The nanotubes are spun in such a way that the stress within the internal structure of the thread is distributed evenly among the nanotubes. The diameter of carbon nanotubes is about 10,000 times smaller than the diameter of a human hair. To generate power from the yarn, it first needs to be inserted in an electrolyte solution (for example, hydrochloric acid + water). This allows the yarn to get electrically charged, and to be able to generate electricity. Stretching the yarn results in a reduction in nanotubes volume, meaning a reduction in distance between charges. This decrease in distance increases the amount of energy within nanotubes, thus creating electricity in the yarn.

This yarn could be used in powering the Internet of Things sensors

The team claims that their yarn generated 250 watts/kg of peak electric power when stretched 100 times with a speed of 30 times/second.

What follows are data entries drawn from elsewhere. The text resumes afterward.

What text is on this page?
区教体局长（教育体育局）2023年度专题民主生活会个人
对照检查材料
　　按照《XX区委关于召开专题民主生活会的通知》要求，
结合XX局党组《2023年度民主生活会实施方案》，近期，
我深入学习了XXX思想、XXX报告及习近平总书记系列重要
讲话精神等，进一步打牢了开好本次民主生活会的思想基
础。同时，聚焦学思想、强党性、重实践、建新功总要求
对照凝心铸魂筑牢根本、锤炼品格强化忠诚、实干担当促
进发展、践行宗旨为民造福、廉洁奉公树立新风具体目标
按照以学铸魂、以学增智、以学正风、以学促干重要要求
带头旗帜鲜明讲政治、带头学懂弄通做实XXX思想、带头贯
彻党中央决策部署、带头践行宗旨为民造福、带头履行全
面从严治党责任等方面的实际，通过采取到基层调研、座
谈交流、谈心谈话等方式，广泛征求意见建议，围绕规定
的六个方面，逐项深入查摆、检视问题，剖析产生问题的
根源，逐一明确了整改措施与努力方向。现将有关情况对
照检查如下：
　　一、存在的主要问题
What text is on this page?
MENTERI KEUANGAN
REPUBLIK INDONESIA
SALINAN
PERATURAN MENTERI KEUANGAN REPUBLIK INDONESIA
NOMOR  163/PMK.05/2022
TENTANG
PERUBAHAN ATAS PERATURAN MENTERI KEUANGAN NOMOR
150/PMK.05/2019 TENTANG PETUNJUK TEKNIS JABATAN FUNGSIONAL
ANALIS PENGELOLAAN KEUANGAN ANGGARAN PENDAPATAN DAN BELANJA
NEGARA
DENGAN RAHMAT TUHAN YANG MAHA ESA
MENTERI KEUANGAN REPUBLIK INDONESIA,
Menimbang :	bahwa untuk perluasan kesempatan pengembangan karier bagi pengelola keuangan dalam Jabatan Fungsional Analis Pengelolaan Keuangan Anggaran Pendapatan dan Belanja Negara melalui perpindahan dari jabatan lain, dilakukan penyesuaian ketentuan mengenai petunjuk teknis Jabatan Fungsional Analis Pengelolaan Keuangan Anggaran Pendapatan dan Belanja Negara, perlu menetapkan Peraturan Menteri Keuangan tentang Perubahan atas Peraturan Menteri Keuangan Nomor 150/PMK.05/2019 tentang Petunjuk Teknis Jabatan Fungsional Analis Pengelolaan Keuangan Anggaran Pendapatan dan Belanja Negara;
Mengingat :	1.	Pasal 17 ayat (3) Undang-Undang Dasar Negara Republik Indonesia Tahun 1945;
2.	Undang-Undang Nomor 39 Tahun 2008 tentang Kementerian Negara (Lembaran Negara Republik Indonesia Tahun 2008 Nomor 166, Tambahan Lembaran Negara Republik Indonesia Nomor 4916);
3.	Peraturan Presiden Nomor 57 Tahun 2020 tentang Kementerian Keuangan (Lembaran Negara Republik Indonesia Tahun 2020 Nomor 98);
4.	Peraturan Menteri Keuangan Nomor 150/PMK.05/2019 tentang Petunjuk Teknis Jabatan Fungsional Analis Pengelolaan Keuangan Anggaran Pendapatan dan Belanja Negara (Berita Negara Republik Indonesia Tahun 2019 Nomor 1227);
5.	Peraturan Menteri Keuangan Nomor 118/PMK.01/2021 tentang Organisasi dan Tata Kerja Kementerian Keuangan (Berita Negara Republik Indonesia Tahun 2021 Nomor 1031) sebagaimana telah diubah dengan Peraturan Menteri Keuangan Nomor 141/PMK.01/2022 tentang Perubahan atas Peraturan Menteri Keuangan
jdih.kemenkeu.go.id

This power output is higher than power produced by any other wearable fibers. Researchers have also demonstrated that it is possible to light a small LED using twistron yarn with weight less than the weight of a housefly. The team further states that the best application of these #yarns lies with powering the Internet of Things sensors.

Currently, the raw material used to make carbon nanotubes is not very expensive, and prices are expected to drop down further, thus suggesting a potential for twistron in some economic applications.

The international team that worked on this project included researchers from Nankai University in China, Hanyang University in South Korea, and Virginia Tech in the US.

The detailed findings of the study have been published in the journal Science.